On playback it sounds fine. I don’t have a computer with Hammerfall or a sound card to look at it. I suppose could load the track to back up on my burner. I could back the track off to CDR and look at it elsewhere.

The real question here is do you keep tracks with a couple quick overs on them if they sound OK?

TIA
John
 
Overs on digital recording

The proof is in the sound. They always warn you that overs are a catastrophe in digital but it doesn't always seem that way to me. Sometimes the distortion artifacts are horrendous, and of couse you should avoid it if possible. BUT- I have had times when it didn't seem to harm things, especially on drums. Vocals and cymbals and acoustic guitars are another story usually. But if it sounds fine, then it is fine.
 
Yup. The sound's the thing: if I can hear the crunch, I pitch it; and if not, I keep it.

The "over" indicator says that you had at least one sample that was full scale. If it was just one sample, and maybe it was just a a little over full scale so that you didn't lose much, you'll never hear it. If, on the other hand, it's 20 samples in a row that were over, you have a big flat-topped peak that you will *definitely* hear.

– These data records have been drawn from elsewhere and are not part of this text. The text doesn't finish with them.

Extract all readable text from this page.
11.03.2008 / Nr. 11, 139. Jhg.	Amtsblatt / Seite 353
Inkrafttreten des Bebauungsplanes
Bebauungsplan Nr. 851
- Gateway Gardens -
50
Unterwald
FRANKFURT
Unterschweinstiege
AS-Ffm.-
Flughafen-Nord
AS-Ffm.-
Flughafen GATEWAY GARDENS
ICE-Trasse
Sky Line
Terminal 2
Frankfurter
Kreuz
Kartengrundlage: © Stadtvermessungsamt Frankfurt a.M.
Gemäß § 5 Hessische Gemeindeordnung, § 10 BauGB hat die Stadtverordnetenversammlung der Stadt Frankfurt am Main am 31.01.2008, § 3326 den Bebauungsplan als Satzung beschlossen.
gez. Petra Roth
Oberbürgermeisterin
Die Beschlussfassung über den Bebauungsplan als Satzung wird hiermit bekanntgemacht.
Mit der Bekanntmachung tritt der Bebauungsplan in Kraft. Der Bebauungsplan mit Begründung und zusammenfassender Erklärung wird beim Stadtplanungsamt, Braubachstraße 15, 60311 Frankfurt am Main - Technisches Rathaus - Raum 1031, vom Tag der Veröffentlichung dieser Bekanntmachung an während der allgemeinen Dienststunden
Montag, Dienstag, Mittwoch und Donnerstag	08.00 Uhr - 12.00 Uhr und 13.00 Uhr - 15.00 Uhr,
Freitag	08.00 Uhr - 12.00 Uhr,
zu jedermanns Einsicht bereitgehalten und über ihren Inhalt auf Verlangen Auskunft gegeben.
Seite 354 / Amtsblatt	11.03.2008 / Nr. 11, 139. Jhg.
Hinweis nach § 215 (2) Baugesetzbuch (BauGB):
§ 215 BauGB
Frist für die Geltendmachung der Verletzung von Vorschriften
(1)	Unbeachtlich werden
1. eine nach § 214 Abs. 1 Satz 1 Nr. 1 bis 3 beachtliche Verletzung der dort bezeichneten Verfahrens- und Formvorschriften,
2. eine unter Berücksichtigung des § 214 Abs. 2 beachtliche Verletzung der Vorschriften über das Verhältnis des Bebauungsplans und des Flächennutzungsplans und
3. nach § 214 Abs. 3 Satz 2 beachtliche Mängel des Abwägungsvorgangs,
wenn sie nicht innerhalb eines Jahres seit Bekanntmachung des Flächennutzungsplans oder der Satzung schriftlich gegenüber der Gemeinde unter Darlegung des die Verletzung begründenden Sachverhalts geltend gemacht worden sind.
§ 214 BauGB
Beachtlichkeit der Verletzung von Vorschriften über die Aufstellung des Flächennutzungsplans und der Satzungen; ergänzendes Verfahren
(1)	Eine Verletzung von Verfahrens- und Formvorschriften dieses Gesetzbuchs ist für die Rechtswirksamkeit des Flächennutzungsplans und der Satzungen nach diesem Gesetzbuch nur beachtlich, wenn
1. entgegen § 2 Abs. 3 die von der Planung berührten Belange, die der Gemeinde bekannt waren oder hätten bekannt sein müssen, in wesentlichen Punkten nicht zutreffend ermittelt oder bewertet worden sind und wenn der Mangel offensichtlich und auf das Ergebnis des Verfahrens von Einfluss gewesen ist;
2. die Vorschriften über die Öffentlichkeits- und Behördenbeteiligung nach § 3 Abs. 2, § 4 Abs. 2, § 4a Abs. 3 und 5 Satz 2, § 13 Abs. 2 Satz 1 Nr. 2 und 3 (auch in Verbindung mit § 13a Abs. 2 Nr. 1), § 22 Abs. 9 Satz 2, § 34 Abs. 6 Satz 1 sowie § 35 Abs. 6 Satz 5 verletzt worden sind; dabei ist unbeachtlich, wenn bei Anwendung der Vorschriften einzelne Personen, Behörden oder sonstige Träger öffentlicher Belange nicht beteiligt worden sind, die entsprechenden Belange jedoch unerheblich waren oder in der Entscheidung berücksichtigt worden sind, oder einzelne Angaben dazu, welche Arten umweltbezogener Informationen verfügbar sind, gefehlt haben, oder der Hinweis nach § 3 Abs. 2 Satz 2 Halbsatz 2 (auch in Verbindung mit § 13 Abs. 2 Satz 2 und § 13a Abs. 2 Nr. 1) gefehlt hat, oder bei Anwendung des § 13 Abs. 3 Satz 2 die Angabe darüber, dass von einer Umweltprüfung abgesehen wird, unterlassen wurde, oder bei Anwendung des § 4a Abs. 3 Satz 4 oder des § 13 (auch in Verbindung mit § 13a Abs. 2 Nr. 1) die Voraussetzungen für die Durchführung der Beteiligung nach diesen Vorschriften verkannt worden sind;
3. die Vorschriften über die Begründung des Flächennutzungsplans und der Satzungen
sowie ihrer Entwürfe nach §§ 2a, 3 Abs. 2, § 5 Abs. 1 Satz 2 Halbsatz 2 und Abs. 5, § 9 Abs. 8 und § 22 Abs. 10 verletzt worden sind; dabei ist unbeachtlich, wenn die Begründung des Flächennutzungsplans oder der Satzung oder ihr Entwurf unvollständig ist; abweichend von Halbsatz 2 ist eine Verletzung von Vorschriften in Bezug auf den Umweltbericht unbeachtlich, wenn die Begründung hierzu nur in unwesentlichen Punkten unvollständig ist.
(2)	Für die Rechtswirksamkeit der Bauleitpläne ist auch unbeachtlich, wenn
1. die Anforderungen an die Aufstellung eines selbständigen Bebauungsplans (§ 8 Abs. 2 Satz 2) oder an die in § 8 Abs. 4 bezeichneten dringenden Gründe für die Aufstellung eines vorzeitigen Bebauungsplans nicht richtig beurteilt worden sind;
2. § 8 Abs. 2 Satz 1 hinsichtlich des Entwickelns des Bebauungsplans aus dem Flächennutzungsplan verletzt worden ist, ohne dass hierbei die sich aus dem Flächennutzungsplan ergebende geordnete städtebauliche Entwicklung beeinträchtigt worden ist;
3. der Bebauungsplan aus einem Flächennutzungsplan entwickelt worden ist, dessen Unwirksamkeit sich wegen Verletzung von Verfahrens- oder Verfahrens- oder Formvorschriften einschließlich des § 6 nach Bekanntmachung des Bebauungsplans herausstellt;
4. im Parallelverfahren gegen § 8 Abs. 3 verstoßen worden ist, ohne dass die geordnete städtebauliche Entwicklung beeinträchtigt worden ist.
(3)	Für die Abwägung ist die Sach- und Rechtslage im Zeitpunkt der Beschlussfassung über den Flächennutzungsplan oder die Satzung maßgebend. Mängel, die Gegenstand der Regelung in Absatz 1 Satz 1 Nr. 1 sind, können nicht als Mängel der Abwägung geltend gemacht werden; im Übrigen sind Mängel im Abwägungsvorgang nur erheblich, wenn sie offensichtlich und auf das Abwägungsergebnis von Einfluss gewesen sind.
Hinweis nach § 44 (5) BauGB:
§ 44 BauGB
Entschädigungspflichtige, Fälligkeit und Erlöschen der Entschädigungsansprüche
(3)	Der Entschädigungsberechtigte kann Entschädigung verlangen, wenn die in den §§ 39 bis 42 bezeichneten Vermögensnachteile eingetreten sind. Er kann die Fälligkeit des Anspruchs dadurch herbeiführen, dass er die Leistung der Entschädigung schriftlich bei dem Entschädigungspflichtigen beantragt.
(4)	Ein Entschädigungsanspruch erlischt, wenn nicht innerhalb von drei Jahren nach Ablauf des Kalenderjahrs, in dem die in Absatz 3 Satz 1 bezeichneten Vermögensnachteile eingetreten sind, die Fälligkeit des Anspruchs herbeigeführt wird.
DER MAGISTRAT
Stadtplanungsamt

The indicator can't tell you how bad the over was- just that it happened. However, if you're recording at 24-bit resolution, I'd recommend that you back your levels down 6db or so- try to peak between -12 and -6, and that'll leave you some headroom for the inevitable peaks that come along.

You really don't need to crowd 0dBFS nearly has hard on a 24-bit machine as you did on a 16-bit machine to still get better-than-16-bit signal/noise and resolution. Dropping the levels while tracking is a great way to have a more relaxed and enjoyable time while doing it...
 
Thanks guys, yeah the overs on this seem a bit nicer than on my DAT.... Crunch!